After school yesterday I was pondering just such an ethical and pedagogical dilemma - well, in fact, I was playing that online game where you see how far you can hit the penguin - but I was sort of thinking about the ethical dilemmas, when I heard a surreptitious knock on the door.

It was the Buff, the school’s resident tech know-all, holding a disc in his hand. He was waving it at me, like he was taunt- ing a pauper with a pound;50 note. We crept round to his classroom, and then I watched as he loaded the disc - the Buff treating it as if it were a holy treasure. It was like in Harry Potter when some kid claims to have the Book of All Knowledge.

“Everything is on this little disc,” said the Buff.

He clicked open a file. “This is for inspectors. They can download a light-touch report for a coasting school in 30 seconds. Just change the variables from a menu, and it’s job done.

“And that’s just for starters. We’re not in the stone age any more, so why bother carving out your own reports. Every type of kid from gifted to gobshite is on here, just tap in the appropriate keyword.”

Buff showed me lesson plans for every subject and topic, music files, home-school agreements, assemblies, sick notes, job applications, plausible stress symptoms, leaving speeches, references, letters to parents, apologies to governors - all loaded and ready on the one disc.

“You could download an entire career from this and still have room on your hard drive for that game where you have to see how far you can hit the penguin,” he said, treating me to the messianic stare of a man looking confidently into the future.

“But wouldn’t that be cheating?” I asked. “Wouldn’t it just be copying.”

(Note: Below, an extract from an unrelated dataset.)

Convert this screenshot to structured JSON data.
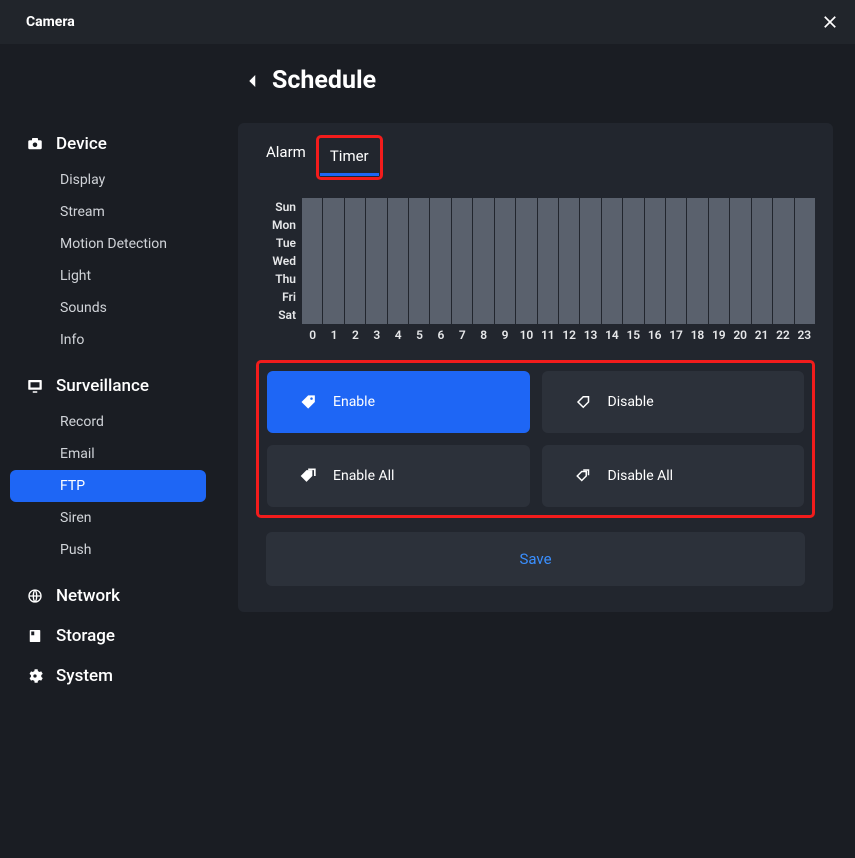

“No,” the Buff replied. “If I hear a really funny joke and I repeat it to you, that’s copying, too. Is it cheating? Of course not. It’s not cheating, it’s teaching. Copying is learning.”

“It doesn’t sound right,” I said.

“Where did you get the penguin game?”

“I copied it from the email from the training day.”

“So you didn’t re-draw all the animations yourself?”

“Of course not,” I said. “How would I have time?”

“If you want to control time, all you need are two key combinations,” said the Buff. “Control-C and Control-V.”

The Buff had managed to re-write the laws of time. Or maybe he had just copied them from somewhere.